Mme Desrochers : Le projet de loi va les obliger à s'y conformer parce qu'il établit un processus à cette fin. Le gouvernement peut refuser de verser le financement relatif à ces ententes et il peut mettre fin aux ententes. En effet, le projet de loi C-27 permettra au ministère des Affaires indiennes d'atteindre ses buts, mais il n'améliorera pas la situation sur le terrain. Il mènera à plus de chicanes parmi les dirigeants et le peuple parce qu'il s'agit d'une loi coloniale qui gouverne la collectivité.
Mme Wilson-Raybould : Le projet de loi n'améliorera pas la reddition de comptes et la transparence. Il a fait l'objet d'un examen très approfondi. Le nouveau ministre des Affaires autochtones, le ministre Valcourt, a la possibilité d'examiner les témoignages entendus par les comités et d'examiner le projet de loi C-27 pour déterminer, à la lumière de toutes les discussions et justifications liées aux politiques, si oui ou non on atteindra vraiment le but du projet de loi C-27. Je crois que le nouveau ministre dispose d'une telle possibilité.
Mme Desrochers : Le projet de loi permettra au gouvernement fédéral d'atteindre son but, mais il ne créera pas un climat positif sur le terrain.
La sénatrice Dyck : D'autres témoins, y compris le ministre, nous ont dit que les recours prévus par le projet de loi sont déjà à la disposition du ministre; il n'y a donc rien de nouveau.
Mme Desrochers : Il faut informer les gens au sujet du processus. On ne consulte pas nos gens sur le terrain. Chef Wilson a dit qu'elle a la permission de tous ses chefs de parler, mais je peux vous dire que bien des gens en Colombie- Britannique n'appuient pas les gestes de leur chef et de son conseil. Je ne suis pas contre les chefs et les conseils élus en vertu de la Loi sur les Indiens. Je suis en faveur d'une bonne gouvernance et du respect du droit à l'autonomie gouvernementale, mais le simple fait d'avoir le droit de parler au nom de 203 personnes ne nous donne pas le droit de parler au nom de 1 million de personnes partout au monde. En disant cela, je n'ai pas l'intention de manquer de respect.
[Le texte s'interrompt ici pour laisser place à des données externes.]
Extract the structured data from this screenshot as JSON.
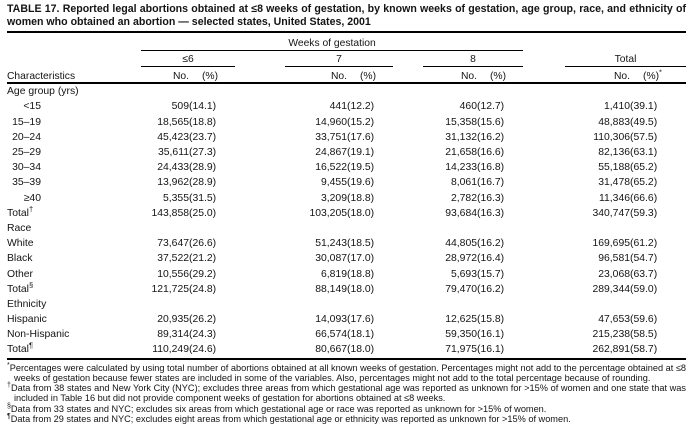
{
  "title": "TABLE 17. Reported legal abortions obtained at ≤8 weeks of gestation, by known weeks of gestation, age group, race, and ethnicity of women who obtained an abortion — selected states, United States, 2001",
  "header": {
    "spanner": "Weeks of gestation",
    "characteristics": "Characteristics",
    "groups": [
      {
        "label": "≤6",
        "no": "No.",
        "pct": "(%)"
      },
      {
        "label": "7",
        "no": "No.",
        "pct": "(%)"
      },
      {
        "label": "8",
        "no": "No.",
        "pct": "(%)"
      },
      {
        "label": "Total",
        "no": "No.",
        "pct": "(%)",
        "pct_sup": "*"
      }
    ]
  },
  "sections": [
    {
      "label": "Age group (yrs)",
      "align_labels_right": true,
      "rows": [
        {
          "label": "<15",
          "cells": [
            "509",
            "(14.1)",
            "441",
            "(12.2)",
            "460",
            "(12.7)",
            "1,410",
            "(39.1)"
          ]
        },
        {
          "label": "15–19",
          "cells": [
            "18,565",
            "(18.8)",
            "14,960",
            "(15.2)",
            "15,358",
            "(15.6)",
            "48,883",
            "(49.5)"
          ]
        },
        {
          "label": "20–24",
          "cells": [
            "45,423",
            "(23.7)",
            "33,751",
            "(17.6)",
            "31,132",
            "(16.2)",
            "110,306",
            "(57.5)"
          ]
        },
        {
          "label": "25–29",
          "cells": [
            "35,611",
            "(27.3)",
            "24,867",
            "(19.1)",
            "21,658",
            "(16.6)",
            "82,136",
            "(63.1)"
          ]
        },
        {
          "label": "30–34",
          "cells": [
            "24,433",
            "(28.9)",
            "16,522",
            "(19.5)",
            "14,233",
            "(16.8)",
            "55,188",
            "(65.2)"
          ]
        },
        {
          "label": "35–39",
          "cells": [
            "13,962",
            "(28.9)",
            "9,455",
            "(19.6)",
            "8,061",
            "(16.7)",
            "31,478",
            "(65.2)"
          ]
        },
        {
          "label": "≥40",
          "cells": [
            "5,355",
            "(31.5)",
            "3,209",
            "(18.8)",
            "2,782",
            "(16.3)",
            "11,346",
            "(66.6)"
          ]
        },
        {
          "label": "Total",
          "sup": "†",
          "total": true,
          "cells": [
            "143,858",
            "(25.0)",
            "103,205",
            "(18.0)",
            "93,684",
            "(16.3)",
            "340,747",
            "(59.3)"
          ]
        }
      ]
    },
    {
      "label": "Race",
      "rows": [
        {
          "label": "White",
          "cells": [
            "73,647",
            "(26.6)",
            "51,243",
            "(18.5)",
            "44,805",
            "(16.2)",
            "169,695",
            "(61.2)"
          ]
        },
        {
          "label": "Black",
          "cells": [
            "37,522",
            "(21.2)",
            "30,087",
            "(17.0)",
            "28,972",
            "(16.4)",
            "96,581",
            "(54.7)"
          ]
        },
        {
          "label": "Other",
          "cells": [
            "10,556",
            "(29.2)",
            "6,819",
            "(18.8)",
            "5,693",
            "(15.7)",
            "23,068",
            "(63.7)"
          ]
        },
        {
          "label": "Total",
          "sup": "§",
          "total": true,
          "cells": [
            "121,725",
            "(24.8)",
            "88,149",
            "(18.0)",
            "79,470",
            "(16.2)",
            "289,344",
            "(59.0)"
          ]
        }
      ]
    },
    {
      "label": "Ethnicity",
      "rows": [
        {
          "label": "Hispanic",
          "cells": [
            "20,935",
            "(26.2)",
            "14,093",
            "(17.6)",
            "12,625",
            "(15.8)",
            "47,653",
            "(59.6)"
          ]
        },
        {
          "label": "Non-Hispanic",
          "cells": [
            "89,314",
            "(24.3)",
            "66,574",
            "(18.1)",
            "59,350",
            "(16.1)",
            "215,238",
            "(58.5)"
          ]
        },
        {
          "label": "Total",
          "sup": "¶",
          "total": true,
          "cells": [
            "110,249",
            "(24.6)",
            "80,667",
            "(18.0)",
            "71,975",
            "(16.1)",
            "262,891",
            "(58.7)"
          ]
        }
      ]
    }
  ],
  "footnotes": [
    {
      "symbol": "*",
      "text": "Percentages were calculated by using total number of abortions obtained at all known weeks of gestation. Percentages might not add to the percentage obtained at ≤8 weeks of gestation because fewer states are included in some of the variables. Also, percentages might not add to the total percentage because of rounding."
    },
    {
      "symbol": "†",
      "text": "Data from 38 states and New York City (NYC); excludes three areas from which gestational age was reported as unknown for >15% of women and one state that was included in Table 16 but did not provide component weeks of gestation for abortions obtained at ≤8 weeks."
    },
    {
      "symbol": "§",
      "text": "Data from 33 states and NYC; excludes six areas from which gestational age or race was reported as unknown for >15% of women."
    },
    {
      "symbol": "¶",
      "text": "Data from 29 states and NYC; excludes eight areas from which gestational age or ethnicity was reported as unknown for >15% of women."
    }
  ],
  "colors": {
    "text": "#141414",
    "rule": "#000000",
    "background": "#ffffff"
  }
}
Mme Wilson-Raybould : Simplement pour confirmer ce qui a été dit, les recours existent déjà, comme vous l'avez indiqué. Le pouvoir dont dispose le ministre n'a pas changé.
La sénatrice Raine : Madame Desrochers, vous avez dit qu'il faut un public bien instruit, et nous savons cela, mais je vois le projet de loi C-27 comme un mécanisme très convivial pour sensibiliser le public — c'est-à-dire les membres des Premières nations et d'autres gens qui aimeraient peut-être obtenir des renseignements auxquels ils n'ont pas accès à l'heure actuelle. Êtes-vous d'accord?
Mme Desrochers : Oui, en effet, si on affiche l'information sur Internet, les gens pourront y accéder plus facilement. Cependant, le projet de loi lui-même s'ingère dans la gouvernance des Premières nations dans leur ensemble. Nous ne pouvons pas nous gouverner nous-mêmes en ayant une source externe qui nous impose des lois.
Le président : Je tiens à vous remercier de votre présence ici. Nous avons eu droit à une discussion fort intéressante. J'ai bien aimé les divers points de vue présentés ainsi que l'engagement des sénateurs. Si je décidais de poursuivre, je suis convaincu que nous serions chassés de cette salle, au lieu de pouvoir quitter de notre propre gré.
Nous allons suspendre la séance et siéger à huis clos.